SupportiveSpanishDude
March 14th, 2018 1:35pm
In my persona experience the fact that you used to be so close with someone (exboyfriend or girlfriend) makes it way harder to set up new boundaries or the simple fact of you having to accept that the relationship its over while you still have feelings for that person can make it way harder than it should be.
MuddatherAbozaid
March 8th, 2018 12:40am
It depends on who chose to end that relationship or why it ended, but mostly people find it so hard to talk to thier EXs because he or she didn't or couldn't move on yet.
XxxxxxxZoeyxxxxxX
March 1st, 2018 2:39am
Well i think because your scared to go back to where you just lost from that you dont know how to deal with the pain before.
Brittany8013
February 27th, 2018 3:13am
This is a really good question!
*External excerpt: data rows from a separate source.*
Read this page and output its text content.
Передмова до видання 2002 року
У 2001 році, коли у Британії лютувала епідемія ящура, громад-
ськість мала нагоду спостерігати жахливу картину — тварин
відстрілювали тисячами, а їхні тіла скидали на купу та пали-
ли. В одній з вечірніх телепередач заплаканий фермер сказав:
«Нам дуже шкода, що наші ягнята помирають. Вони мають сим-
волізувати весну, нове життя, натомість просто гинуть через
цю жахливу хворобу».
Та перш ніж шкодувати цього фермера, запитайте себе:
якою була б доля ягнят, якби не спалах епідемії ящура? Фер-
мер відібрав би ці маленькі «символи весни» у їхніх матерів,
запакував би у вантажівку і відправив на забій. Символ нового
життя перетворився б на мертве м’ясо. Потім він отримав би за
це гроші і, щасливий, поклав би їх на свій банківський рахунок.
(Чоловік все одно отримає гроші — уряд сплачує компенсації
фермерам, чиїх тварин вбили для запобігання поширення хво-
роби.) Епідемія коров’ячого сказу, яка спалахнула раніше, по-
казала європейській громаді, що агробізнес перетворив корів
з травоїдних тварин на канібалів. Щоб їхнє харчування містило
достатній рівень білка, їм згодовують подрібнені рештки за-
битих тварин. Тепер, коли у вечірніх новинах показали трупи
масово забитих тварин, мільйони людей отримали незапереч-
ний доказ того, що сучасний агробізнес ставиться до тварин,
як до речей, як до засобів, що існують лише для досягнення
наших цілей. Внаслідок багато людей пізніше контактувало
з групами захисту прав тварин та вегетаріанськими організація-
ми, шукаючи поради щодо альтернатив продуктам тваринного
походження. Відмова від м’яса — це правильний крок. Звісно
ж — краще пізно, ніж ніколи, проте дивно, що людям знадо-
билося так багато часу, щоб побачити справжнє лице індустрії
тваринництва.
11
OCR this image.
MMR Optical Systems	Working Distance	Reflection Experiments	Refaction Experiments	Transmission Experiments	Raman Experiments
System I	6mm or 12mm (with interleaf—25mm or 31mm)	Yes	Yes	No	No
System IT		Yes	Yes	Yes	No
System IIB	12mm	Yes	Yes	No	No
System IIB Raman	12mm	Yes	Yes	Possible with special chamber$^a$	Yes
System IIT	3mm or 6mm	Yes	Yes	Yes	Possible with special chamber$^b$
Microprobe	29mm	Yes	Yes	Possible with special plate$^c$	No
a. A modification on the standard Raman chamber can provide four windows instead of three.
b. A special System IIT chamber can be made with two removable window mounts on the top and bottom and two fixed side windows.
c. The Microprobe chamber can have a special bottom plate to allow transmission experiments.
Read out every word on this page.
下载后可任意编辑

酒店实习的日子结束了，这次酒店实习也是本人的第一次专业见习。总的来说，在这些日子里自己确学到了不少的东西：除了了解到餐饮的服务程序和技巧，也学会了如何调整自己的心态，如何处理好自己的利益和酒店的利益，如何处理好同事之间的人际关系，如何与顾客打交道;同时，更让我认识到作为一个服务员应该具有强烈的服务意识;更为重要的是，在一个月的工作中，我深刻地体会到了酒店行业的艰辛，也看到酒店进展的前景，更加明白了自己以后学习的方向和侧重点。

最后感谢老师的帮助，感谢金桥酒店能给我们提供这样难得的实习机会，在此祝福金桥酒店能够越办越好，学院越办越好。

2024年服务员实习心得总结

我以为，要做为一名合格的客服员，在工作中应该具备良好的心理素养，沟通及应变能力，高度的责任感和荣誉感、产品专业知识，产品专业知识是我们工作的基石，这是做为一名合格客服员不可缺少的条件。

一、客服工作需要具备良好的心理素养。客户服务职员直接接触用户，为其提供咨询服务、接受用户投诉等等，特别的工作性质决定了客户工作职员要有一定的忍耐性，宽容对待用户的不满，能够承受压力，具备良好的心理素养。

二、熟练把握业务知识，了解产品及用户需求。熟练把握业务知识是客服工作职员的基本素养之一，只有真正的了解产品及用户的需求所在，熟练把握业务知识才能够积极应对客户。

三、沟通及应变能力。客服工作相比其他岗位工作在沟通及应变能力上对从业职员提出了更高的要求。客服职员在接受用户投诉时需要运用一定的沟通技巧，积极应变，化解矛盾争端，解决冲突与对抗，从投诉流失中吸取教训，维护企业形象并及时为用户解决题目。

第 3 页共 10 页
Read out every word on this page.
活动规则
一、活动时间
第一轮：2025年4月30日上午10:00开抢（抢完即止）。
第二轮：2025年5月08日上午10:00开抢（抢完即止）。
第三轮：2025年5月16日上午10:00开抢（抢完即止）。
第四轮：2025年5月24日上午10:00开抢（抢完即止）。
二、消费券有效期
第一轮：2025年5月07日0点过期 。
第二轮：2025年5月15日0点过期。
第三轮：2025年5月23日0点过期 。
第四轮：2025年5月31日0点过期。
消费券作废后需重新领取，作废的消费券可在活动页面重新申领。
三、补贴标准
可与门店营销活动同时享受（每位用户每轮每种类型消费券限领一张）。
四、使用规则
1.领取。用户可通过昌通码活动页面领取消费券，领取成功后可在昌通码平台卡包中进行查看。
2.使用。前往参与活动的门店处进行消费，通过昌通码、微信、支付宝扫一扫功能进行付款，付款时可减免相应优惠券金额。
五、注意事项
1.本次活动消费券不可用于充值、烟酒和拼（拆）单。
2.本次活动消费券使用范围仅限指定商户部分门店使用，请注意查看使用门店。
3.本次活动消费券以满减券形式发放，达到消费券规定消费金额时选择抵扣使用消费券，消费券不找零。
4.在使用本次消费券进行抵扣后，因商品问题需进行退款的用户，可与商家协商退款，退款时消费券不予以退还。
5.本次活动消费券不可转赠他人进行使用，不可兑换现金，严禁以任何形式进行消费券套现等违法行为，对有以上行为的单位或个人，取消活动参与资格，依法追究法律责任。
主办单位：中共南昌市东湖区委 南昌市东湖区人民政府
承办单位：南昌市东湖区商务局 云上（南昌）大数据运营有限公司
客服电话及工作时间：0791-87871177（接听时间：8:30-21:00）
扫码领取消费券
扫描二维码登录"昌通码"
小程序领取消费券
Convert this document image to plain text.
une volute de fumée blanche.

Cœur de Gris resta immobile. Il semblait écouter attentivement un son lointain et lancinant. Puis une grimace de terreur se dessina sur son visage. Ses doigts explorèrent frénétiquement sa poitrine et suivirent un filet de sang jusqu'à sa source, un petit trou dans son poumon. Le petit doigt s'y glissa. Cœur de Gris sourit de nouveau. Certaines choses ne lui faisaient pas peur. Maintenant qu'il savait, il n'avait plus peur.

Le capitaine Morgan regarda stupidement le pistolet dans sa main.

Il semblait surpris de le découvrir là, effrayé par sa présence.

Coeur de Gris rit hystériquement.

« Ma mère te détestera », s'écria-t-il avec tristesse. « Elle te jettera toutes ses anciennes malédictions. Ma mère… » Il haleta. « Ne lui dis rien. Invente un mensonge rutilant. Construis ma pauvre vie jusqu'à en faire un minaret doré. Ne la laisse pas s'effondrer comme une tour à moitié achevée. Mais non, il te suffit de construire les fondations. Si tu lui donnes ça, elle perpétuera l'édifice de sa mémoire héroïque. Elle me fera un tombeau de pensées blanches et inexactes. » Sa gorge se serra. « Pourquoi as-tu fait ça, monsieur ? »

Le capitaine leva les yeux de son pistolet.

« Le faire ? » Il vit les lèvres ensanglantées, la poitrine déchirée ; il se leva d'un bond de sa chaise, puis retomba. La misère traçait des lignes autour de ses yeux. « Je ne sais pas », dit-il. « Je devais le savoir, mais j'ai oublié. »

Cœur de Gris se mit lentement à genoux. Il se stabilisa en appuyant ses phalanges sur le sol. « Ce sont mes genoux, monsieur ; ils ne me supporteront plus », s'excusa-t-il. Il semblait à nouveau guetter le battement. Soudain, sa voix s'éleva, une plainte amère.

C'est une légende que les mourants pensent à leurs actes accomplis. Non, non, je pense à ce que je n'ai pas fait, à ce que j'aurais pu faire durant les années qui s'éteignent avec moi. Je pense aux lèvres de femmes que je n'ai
When we experience a break up, good or bad, we naturally go through a grieving period, much like if we had lost a loved one to death. It is the same if you were to see a video of someone who has passed away, the same emotions would arise. its important to let yourself grieve a relationship, and give yourself time to prepare before seeing or speaking with them.
Anonymous
February 17th, 2018 2:11am
Because when you talk to an ex (at least for me) I remember all the good times we have had together and then the fact that it ended which makes it hard, especially when they have moved on while you haven't.
Harry53
November 18th, 2017 12:17am
Talking to an ex-boyfriend or ex-girlfriend can be difficult because breakups are often painful. If the break-up was recent, feelings of anger and disappointment, among others, may still be quite strong, making having a normal conversation quite challenging.
Carla1234
March 16th, 2017 1:20pm
It can be hard to talk to an ex because you might still carry a lot of hurt or love for this person... or worse, both. It can be difficult to not think about the relationship during every conversation you have with them.
kindLove97
September 28th, 2015 12:28am
It is hard due to the relationship that you had with with. You collected a series of memories that are and always will be a part of your life. It is hard due to those memories that have been created.
MichelleChew
December 30th, 2016 5:40am
Memories hurt. And it will always come back to you because at one point, that person was someone you love and someone who brought you so much happiness. No matter how it ended, it's always difficult talking to them again knowing that once upon a time, they were the one of the most important person in your life. There will be so much 'what ifs' and 'could've been' but everything is not the same anymore.
TheBreadBoy
November 11th, 2017 10:54am
You're attached to what they once were. Your memories are better than the actual person. Personally, my heart breaks every time I talk to an ex-girlfriend, because I remember what we once had.
shadygirl0526
July 7th, 2017 1:44pm
Are you still uncomfortable with it? Have you tried talking to him or her? Are you not yet over with him or her?
Anonymous
August 2nd, 2017 5:45am
It is usually difficult to talk to an ex-boyfriend or ex-girlfriend because sometimes there are remaining feelings there. Other times, the break up was rough, and it is difficult to get over. If you want to remain friends, it may be difficult, but you should simply apologize if harsh words were used and be sensitive until it feels you can ease up again.